Reed Irvine (September 29, 1922 – November 16, 2004) was an economist who founded the media watchdog organization Accuracy in Media, and remained its head for 35 years. Irvine was motivated by his early perception that established news media from the dominant television news media to large city newspaper reporting was colored and biased in favor of a socialist perspective.[1] He became concerned that this dominant perspective was shaping the way the dominant media reported foreign news and events.

Notable commentaries focused on the El Salvador Civil War, the Persian Gulf War, and the Clinton administration.

Life

Reed John Irvine was born in Salt Lake City on Sept. 29, 1922, the son of William J. and Edna May Irvine. He graduated from the University of Utah in 1942, and served as a Japanese interpreter-translator with a commission in the U.S. Marine Corps during World War II. After the war he received a Fulbright scholarship to Oxford University, where he earned a B. Lit. in economics.[2]

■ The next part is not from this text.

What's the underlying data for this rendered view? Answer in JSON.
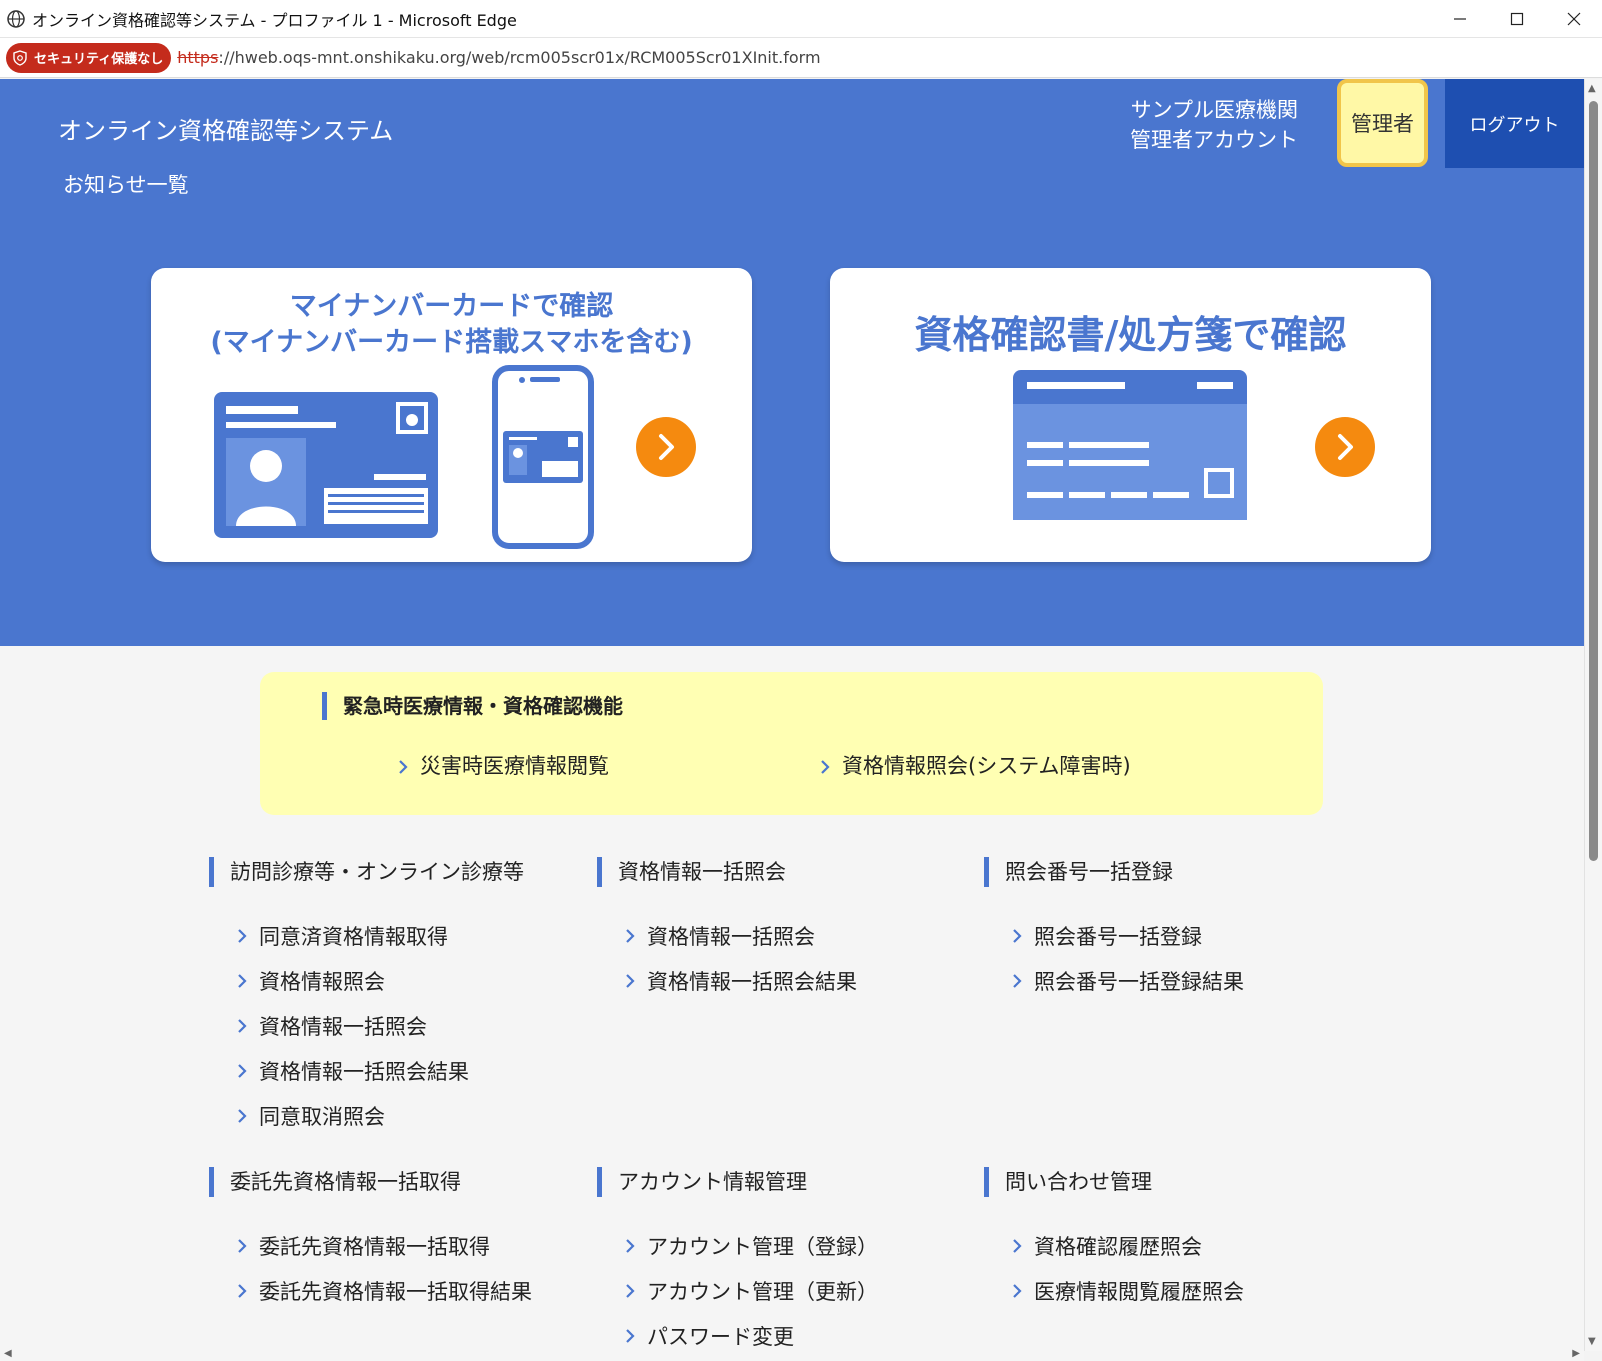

On the El Salvador Civil War, he criticized reporter Raymond Bonner with particular regard to his reporting in the New York Times of the El Mozote massacre. He devoted an entire edition of the AIM Report to Bonner, reporting that "Mr. Bonner had been worth a division to the communists in Central America."[3] In 1992, as part of the peace settlement established by the Chapultepec Peace Accords, the United Nations-sanctioned Commission on the Truth for El Salvador investigating human rights abuses committed during the war supervised the exhumations of the El Mozote remains by an Argentinian team of forensic specialists. The Truth Commission stated in its final report: "There is full proof that on 11 December 1981, in the village of El Mozote, units of the Atlacatl Battalion deliberately and systematically killed a group of more than 200 men, women and children, constituting the entire civilian population that they had found there the previous day and had since been holding prisoner."[4]

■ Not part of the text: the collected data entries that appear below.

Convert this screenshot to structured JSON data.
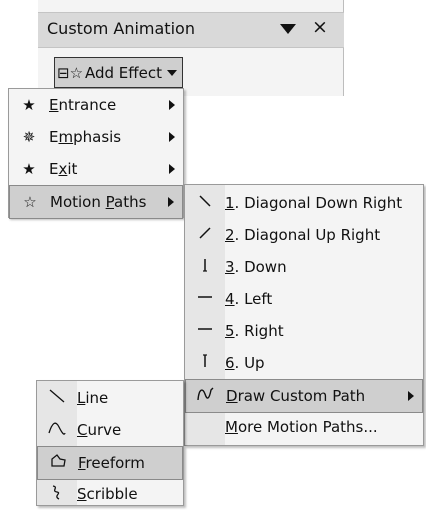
{
  "task_pane": {
    "title": "Custom Animation",
    "close_glyph": "×",
    "add_effect": {
      "label": "Add Effect",
      "icon": "add-effect-icon"
    }
  },
  "effect_menu": {
    "items": [
      {
        "label_pre": "",
        "accel": "E",
        "label_post": "ntrance",
        "icon": "entrance-star-icon",
        "submenu": true
      },
      {
        "label_pre": "E",
        "accel": "m",
        "label_post": "phasis",
        "icon": "emphasis-star-icon",
        "submenu": true
      },
      {
        "label_pre": "E",
        "accel": "x",
        "label_post": "it",
        "icon": "exit-star-icon",
        "submenu": true
      },
      {
        "label_pre": "Motion ",
        "accel": "P",
        "label_post": "aths",
        "icon": "motion-paths-star-icon",
        "submenu": true,
        "highlighted": true
      }
    ]
  },
  "motion_paths_menu": {
    "items": [
      {
        "accel": "1",
        "label": ". Diagonal Down Right",
        "icon": "diagonal-down-right-icon"
      },
      {
        "accel": "2",
        "label": ". Diagonal Up Right",
        "icon": "diagonal-up-right-icon"
      },
      {
        "accel": "3",
        "label": ". Down",
        "icon": "down-path-icon"
      },
      {
        "accel": "4",
        "label": ". Left",
        "icon": "left-path-icon"
      },
      {
        "accel": "5",
        "label": ". Right",
        "icon": "right-path-icon"
      },
      {
        "accel": "6",
        "label": ". Up",
        "icon": "up-path-icon"
      },
      {
        "accel": "D",
        "label": "raw Custom Path",
        "icon": "draw-custom-path-icon",
        "submenu": true,
        "highlighted": true
      },
      {
        "accel": "M",
        "label": "ore Motion Paths...",
        "icon": ""
      }
    ]
  },
  "custom_path_menu": {
    "items": [
      {
        "accel": "L",
        "label": "ine",
        "icon": "line-icon"
      },
      {
        "accel": "C",
        "label": "urve",
        "icon": "curve-icon"
      },
      {
        "accel": "F",
        "label": "reeform",
        "icon": "freeform-icon",
        "highlighted": true
      },
      {
        "accel": "S",
        "label": "cribble",
        "icon": "scribble-icon"
      }
    ]
  }
}
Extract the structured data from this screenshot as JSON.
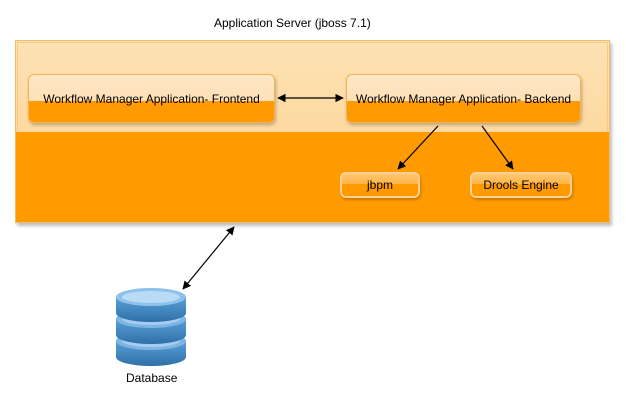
{
  "diagram": {
    "server_title": "Application Server (jboss 7.1)",
    "nodes": {
      "frontend": "Workflow Manager Application- Frontend",
      "backend": "Workflow Manager Application- Backend",
      "jbpm": "jbpm",
      "drools": "Drools Engine",
      "database": "Database"
    },
    "colors": {
      "container_top": "#fdd9a0",
      "container_bottom": "#ff9a00",
      "db_body": "#3f86c1",
      "db_light": "#a6cdef"
    },
    "edges": [
      {
        "from": "frontend",
        "to": "backend",
        "style": "bidirectional"
      },
      {
        "from": "backend",
        "to": "jbpm",
        "style": "directed"
      },
      {
        "from": "backend",
        "to": "drools",
        "style": "directed"
      },
      {
        "from": "database",
        "to": "application-server",
        "style": "bidirectional"
      }
    ]
  }
}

During the Persian Gulf War in 1991, "he accused CNN and its reporter Peter Arnett of airing 'Saddam Hussein's version of the truth. There's no way his reporting is helping America win this war.'"[1] Arnett's reports on civilian damage caused by the bombing were not received well by the coalition war administration, who by their constant use of terms like "smart bombs" and "surgical precision" had tried to project an image that civilian casualties would be at a minimum.

Conspiracies

AIM spent much of its time pursuing conspiracy theories.[5] "Conspiracy is a word that has been given a very bad connotation – it's become synonymous with "kooky,"' he told a Post reporter. "But really it has a very good connotation." In other words, he elaborated, some conspiracy theories are valid. But not Hillary Clinton's notion of a vast right-wing conspiracy. 'She's kooky,' he said.[1]

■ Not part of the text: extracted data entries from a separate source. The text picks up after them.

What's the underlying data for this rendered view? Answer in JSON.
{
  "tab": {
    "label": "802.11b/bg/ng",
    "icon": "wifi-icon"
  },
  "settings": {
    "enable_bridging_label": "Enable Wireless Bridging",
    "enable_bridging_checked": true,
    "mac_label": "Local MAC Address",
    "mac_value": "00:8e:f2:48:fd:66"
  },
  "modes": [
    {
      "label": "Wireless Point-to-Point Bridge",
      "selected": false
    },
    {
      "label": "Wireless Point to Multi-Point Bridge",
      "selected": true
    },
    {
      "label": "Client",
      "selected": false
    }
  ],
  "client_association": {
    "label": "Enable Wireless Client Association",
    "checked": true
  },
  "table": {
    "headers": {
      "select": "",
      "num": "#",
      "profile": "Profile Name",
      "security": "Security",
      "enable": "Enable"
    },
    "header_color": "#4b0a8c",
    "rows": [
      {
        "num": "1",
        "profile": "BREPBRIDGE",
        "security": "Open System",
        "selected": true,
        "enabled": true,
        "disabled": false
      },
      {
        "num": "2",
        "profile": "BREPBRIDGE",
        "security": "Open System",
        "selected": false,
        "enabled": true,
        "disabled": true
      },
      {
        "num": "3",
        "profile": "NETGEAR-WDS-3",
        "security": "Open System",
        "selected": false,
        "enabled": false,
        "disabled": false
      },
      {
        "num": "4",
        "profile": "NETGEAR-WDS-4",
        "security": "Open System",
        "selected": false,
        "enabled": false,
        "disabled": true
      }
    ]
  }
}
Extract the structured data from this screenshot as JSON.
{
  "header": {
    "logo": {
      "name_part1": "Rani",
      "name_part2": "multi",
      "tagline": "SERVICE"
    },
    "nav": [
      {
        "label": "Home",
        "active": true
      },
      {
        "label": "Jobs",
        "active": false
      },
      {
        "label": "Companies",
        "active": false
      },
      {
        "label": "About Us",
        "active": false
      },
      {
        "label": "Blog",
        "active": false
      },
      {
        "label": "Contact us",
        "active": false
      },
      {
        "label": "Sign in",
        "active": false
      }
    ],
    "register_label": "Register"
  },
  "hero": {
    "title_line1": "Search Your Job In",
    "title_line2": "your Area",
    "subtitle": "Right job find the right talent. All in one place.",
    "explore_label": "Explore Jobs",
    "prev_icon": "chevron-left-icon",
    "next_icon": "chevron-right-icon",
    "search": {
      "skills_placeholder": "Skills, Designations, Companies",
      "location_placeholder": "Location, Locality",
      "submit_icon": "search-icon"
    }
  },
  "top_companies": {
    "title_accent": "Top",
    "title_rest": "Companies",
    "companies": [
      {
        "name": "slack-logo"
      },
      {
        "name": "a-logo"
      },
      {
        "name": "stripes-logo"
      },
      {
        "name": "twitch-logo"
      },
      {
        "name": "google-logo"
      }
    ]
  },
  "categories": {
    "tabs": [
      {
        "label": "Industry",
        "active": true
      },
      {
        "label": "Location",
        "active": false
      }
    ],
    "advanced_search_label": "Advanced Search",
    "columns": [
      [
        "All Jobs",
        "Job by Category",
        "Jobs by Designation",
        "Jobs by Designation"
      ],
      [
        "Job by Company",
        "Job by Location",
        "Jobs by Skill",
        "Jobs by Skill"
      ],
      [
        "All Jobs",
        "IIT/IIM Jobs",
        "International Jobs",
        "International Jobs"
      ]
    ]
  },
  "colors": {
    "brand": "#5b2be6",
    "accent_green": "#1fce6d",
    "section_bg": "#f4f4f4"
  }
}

After Irvine's death, it was revealed that his taped telephone conversation was the source of statements made by Miguel Rodriguez, the former lead investigator for Kenneth Starr, to the effect that the investigation of Deputy White House Counsel Vincent Foster's death was a cover-up.[6]

Awards

Legacy

According to Michael T. Kaufman, Irvine's "Accuracy in Media" "paved the way for the tide of conservative talk shows, Web sites and news programming that would follow decades later."[5] According to Alex S. Jones of the Shorenstein Center on Media, Politics and Public Policy at Harvard's Kennedy School of Government," ...AIM really was the fountainhead of the effort to denounce the liberal media, and create the image of the mainstream media as very liberal..."[5]

In 1993, Irvine wrote The News Manipulators: Why You Can't Trust the News, with A. I. M. investigator Cliff Kincaid and Joseph C. Goulden, ISBN 0962505315.